We already applied some of the rules you mentioned (like no more phone/computer/TV after 9pm) and try to put a limit on #hours on the phone.
And 1.5 years ago, she took lessons in horseback riding (and you can’t watch your phone while riding a horse…so that seemed a very good hobby)
She really likes horses, she even volunteers after riding classes to take care of the horses and clean stables, so that is really helping. It even teaches her to take responsibility for something/somebody, so we think this really helps in surviving this difficult period.
And rest assured, I AM watching like a hawk!
Apologies. Didn’t know you had been down that road twice before. Should’ve known. You sounded calm. Still do. Let us all hope that the next seven years are just as calm.
been down that road 3 times already…I have 4 daughters
Four daughters and a wife all in one house!!??? OMG! No wonder you are thinking OTG!!!! 😉
Exactly! I definitely could use some peace and quiet!

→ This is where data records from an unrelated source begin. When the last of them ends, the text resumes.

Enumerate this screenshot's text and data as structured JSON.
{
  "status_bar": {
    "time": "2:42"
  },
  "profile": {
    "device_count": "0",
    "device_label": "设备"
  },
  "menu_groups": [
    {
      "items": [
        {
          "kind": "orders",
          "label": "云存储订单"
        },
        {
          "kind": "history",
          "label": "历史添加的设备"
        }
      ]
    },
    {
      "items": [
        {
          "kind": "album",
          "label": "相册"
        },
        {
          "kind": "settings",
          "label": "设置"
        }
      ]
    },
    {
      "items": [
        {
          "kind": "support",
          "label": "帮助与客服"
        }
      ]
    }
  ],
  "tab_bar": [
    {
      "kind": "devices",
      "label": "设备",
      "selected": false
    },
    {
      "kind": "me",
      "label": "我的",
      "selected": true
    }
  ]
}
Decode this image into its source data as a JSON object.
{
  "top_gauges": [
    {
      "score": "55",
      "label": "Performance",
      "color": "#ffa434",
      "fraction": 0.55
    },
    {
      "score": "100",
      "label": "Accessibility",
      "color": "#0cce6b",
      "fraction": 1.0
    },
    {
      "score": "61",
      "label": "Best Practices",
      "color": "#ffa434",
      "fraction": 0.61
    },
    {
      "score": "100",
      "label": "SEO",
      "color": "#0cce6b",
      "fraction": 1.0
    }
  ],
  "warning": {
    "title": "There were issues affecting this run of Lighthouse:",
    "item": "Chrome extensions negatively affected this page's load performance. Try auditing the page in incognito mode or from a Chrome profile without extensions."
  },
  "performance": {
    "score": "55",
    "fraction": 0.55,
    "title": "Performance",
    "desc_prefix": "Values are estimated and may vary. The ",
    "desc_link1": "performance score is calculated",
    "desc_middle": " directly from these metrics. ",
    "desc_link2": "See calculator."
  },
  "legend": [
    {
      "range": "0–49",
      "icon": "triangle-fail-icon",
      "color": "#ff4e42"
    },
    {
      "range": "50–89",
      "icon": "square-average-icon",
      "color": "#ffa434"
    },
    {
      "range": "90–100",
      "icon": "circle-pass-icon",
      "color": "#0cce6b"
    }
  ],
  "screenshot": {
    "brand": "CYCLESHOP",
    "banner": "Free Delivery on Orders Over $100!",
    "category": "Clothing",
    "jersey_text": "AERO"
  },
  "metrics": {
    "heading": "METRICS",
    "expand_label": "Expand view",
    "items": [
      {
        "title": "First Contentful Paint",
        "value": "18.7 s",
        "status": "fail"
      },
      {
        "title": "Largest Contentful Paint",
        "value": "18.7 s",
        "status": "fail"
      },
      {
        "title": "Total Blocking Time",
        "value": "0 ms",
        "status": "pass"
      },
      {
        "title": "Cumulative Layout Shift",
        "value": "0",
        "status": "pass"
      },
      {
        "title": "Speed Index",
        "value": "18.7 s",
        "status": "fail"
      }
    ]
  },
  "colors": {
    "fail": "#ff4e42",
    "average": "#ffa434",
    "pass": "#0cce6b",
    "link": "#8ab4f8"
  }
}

Very interesting topic. Our daughter came to me at 30 years of age and told me she was never having children. I said you are only 30 why would you make that decision? She said they were to hard to raise (speaking about herself) I had to laugh she was right. I met a women on a business trip to Toronto. We started talking about our kids and her best quote was “at fourteen my daughter went into her bedroom and came out a bitch at 21 she went back into the bedroom and came out a nice person”. We have boy grandchildren.
Girls of that age are virtually uncontrollable and uninfluenceable. If they are ‘mature’ for their age, they get drawn into all sorts of crap. One little 14 year old who was cuter-than-a-bug’s-ear was hanging tough with a gang I was working with back in the 70’s. And then she disappeared. One year later the gang informed me that she had been arrested with two huge older black guys in Seattle. They were caught robbing a bank – each with shotguns!! And SHE was not the worst.